Las casas reciben el nombre de Casas Gemelas por la semejanza de sus fachadas, aunque no coinciden por completo. Un relato muy extendido afirmaba que un hermano construyó primero su mansión y que el otro ordenó copiarla. Los herederos revisaron los archivos franceses y descubrieron que Umbdenstock proyectó ambas residencias simultáneamente. En la casa meridional ocultaron en las paredes el cableado eléctrico, las tuberías de agua y las líneas telefónicas, una instalación poco común para la Mérida de entonces. Ernesto y María se mudaron aquí cuando ya eran mayores; el dinero de las haciendas de henequén les permitió obtener en el nuevo Paseo un interior francés casi terminado.
En mil novecientos sesenta y cuatro, Fernando Barbachano Gómez Rul compró esta casa. Sus ingresos ya dependían de otro sector: dirigía una agencia de viajes, hoteles y proyectos para viajeros en Yucatán. Fernando veía en las salas de recepción un lugar adecuado para recibir a invitados extranjeros. Según sus hijas, el cálculo era comercial: los invitados debían marcharse de allí y hablar de Yucatán y de las ciudades mayas. Así entró en la mansión, pagada con henequén, un negocio familiar que vendía viajes.
Fernando vivió aquí hasta su muerte, en dos mil seis. Su esposa mantuvo la casa como hogar familiar durante catorce años más, y los hijos llevaron a término la decisión tomada tras la muerte de ella.
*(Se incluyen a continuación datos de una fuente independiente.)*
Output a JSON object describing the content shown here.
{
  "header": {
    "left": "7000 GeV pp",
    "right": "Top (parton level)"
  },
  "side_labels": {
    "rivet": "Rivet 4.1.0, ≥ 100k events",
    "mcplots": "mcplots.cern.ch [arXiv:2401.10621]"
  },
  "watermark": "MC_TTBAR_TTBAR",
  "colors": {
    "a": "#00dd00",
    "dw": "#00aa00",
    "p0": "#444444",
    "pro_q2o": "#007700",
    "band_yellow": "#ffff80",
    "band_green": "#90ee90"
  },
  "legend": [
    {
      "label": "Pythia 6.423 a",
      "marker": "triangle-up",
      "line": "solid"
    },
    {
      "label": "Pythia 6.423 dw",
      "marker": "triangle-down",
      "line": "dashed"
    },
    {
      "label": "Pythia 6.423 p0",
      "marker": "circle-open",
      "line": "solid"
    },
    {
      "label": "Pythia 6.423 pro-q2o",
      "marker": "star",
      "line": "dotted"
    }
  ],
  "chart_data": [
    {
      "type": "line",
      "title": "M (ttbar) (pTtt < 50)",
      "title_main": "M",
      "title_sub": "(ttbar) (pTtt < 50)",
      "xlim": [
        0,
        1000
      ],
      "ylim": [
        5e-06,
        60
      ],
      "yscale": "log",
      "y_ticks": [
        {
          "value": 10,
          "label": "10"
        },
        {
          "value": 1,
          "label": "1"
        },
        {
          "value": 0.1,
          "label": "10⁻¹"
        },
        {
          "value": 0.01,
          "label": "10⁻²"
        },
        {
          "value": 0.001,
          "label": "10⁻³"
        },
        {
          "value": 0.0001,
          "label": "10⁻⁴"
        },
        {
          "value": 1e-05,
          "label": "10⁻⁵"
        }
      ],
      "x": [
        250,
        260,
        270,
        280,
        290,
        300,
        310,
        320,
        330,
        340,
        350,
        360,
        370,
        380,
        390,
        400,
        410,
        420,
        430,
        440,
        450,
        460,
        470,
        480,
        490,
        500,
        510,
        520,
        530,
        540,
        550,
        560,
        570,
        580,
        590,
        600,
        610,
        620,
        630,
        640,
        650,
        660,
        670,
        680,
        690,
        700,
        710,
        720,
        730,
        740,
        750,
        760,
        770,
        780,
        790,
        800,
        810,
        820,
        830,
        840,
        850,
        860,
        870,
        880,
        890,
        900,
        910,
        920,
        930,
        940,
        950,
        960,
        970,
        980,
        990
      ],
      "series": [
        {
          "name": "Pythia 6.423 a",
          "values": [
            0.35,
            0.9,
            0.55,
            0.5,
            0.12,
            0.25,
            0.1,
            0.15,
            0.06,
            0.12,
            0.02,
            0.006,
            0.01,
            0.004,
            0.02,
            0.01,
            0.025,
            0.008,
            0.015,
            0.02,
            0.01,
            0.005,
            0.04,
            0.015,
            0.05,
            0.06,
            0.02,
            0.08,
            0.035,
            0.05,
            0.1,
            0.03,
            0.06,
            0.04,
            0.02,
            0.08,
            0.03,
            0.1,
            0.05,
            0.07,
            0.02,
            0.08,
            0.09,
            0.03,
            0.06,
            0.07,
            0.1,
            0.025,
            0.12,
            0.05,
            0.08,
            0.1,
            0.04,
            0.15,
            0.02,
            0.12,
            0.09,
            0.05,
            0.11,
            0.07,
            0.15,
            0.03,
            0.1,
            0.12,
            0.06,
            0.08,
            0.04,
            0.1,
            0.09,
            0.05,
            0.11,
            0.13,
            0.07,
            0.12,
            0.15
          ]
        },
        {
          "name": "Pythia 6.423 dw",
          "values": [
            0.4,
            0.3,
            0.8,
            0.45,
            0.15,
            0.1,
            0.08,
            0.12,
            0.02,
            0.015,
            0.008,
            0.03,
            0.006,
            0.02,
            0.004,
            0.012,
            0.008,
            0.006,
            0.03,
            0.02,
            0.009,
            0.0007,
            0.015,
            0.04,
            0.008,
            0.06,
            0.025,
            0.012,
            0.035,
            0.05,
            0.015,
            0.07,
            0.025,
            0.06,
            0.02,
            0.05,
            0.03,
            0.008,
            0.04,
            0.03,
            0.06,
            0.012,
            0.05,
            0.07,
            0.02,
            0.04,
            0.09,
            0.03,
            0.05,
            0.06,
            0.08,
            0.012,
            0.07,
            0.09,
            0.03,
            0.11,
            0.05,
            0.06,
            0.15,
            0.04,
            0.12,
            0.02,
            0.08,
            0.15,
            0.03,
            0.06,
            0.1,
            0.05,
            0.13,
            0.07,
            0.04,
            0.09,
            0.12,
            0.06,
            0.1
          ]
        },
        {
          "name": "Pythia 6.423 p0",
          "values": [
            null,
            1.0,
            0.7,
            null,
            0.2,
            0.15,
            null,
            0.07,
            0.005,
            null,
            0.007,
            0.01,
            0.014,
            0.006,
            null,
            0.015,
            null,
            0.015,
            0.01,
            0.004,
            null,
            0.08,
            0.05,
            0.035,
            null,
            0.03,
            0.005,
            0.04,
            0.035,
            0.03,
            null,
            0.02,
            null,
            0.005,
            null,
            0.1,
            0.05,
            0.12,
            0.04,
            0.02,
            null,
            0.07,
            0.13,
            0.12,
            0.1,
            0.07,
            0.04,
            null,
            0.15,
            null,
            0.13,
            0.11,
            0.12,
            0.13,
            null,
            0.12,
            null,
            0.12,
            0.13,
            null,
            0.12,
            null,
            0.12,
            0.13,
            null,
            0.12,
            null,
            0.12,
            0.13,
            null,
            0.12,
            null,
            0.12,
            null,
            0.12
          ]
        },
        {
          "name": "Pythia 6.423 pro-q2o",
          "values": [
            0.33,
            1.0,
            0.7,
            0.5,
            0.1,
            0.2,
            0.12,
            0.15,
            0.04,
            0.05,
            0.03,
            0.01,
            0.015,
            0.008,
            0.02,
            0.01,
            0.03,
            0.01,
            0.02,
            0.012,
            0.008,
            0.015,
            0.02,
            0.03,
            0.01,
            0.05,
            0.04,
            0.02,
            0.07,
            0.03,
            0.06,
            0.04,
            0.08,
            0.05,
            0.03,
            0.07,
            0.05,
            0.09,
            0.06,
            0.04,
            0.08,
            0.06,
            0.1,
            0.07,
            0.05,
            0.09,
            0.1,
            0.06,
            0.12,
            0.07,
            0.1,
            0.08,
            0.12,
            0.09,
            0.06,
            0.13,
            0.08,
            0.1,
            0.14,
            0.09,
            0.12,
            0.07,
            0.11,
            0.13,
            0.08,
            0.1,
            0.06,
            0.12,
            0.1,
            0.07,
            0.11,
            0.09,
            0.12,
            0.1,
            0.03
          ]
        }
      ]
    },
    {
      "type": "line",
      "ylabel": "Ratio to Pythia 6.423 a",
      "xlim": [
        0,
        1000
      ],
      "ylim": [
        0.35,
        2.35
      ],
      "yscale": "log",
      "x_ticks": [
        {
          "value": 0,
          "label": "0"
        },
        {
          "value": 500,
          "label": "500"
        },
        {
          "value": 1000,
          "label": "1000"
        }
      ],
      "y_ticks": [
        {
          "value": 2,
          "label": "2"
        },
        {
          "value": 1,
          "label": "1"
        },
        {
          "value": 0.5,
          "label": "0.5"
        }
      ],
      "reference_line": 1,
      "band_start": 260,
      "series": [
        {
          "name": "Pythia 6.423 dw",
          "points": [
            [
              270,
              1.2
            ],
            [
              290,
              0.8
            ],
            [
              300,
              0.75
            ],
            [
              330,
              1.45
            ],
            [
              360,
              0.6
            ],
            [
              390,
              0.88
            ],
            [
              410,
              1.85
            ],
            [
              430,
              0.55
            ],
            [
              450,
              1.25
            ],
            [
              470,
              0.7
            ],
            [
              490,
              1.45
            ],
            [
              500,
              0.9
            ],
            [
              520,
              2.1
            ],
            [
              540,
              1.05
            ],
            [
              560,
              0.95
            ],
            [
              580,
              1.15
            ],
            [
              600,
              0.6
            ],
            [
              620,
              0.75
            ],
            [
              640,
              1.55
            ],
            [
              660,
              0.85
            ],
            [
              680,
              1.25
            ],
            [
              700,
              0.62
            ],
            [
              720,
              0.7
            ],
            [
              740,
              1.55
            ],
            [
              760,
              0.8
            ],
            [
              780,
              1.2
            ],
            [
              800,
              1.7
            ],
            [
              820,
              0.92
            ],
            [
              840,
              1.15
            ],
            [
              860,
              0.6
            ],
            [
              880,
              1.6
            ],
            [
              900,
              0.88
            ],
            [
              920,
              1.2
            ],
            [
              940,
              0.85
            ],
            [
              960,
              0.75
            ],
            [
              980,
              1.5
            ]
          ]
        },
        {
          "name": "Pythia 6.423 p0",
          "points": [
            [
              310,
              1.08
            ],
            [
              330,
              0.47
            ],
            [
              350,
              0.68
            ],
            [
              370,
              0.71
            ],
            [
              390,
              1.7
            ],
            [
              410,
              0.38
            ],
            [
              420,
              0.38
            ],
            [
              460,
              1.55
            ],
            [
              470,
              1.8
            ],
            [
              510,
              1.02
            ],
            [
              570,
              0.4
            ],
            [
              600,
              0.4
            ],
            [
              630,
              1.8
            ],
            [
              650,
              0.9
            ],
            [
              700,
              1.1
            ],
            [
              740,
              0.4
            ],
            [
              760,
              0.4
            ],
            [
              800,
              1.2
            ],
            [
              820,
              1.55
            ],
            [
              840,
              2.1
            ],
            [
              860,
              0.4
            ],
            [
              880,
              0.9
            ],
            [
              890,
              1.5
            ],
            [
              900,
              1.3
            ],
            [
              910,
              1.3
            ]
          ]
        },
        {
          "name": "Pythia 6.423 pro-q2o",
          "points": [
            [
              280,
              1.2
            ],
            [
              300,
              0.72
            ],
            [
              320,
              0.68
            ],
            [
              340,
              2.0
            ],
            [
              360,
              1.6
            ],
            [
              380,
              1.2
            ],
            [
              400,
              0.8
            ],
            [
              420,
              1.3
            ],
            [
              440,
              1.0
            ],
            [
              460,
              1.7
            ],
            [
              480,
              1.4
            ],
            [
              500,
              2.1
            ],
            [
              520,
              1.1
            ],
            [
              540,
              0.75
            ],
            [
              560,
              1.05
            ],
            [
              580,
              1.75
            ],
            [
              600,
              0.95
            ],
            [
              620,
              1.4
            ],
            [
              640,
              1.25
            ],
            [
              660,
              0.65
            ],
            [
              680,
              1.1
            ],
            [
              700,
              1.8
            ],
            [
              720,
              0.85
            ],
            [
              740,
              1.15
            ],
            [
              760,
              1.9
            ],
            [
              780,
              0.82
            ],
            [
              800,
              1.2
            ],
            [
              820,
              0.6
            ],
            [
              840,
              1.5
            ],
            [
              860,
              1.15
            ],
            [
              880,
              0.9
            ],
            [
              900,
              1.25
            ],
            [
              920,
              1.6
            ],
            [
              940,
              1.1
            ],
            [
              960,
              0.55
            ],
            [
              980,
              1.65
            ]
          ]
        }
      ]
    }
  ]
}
Ahora, en las habitaciones se encuentran objetos de los primeros propietarios y piezas posteriores de la familia Barbachano, entre ellas fotografías familiares y retratos de cuatro hermanas. La residencia meridional recibe visitantes, mientras que, tras la fachada vecina, casi idéntica, la gemela del norte sigue siendo una casa privada.
Información práctica
Según el Sistema de Información Cultural: mar–dom 09:00–17:00; lun cerrado. Entrada general 250 pesos; para ciudadanos de México 150; para estudiantes, profesores e INAPAM 100; fotografía 50; gratis hasta los 3 años.
Comprobado: sin fecha. Comprueba la fuente oficial antes de visitar.Desde la calle se aprecia bien el carácter gemelo de las casas y su posición en la avenida. Los interiores se visitan por separado como museo; conviene comprobar las condiciones con antelación.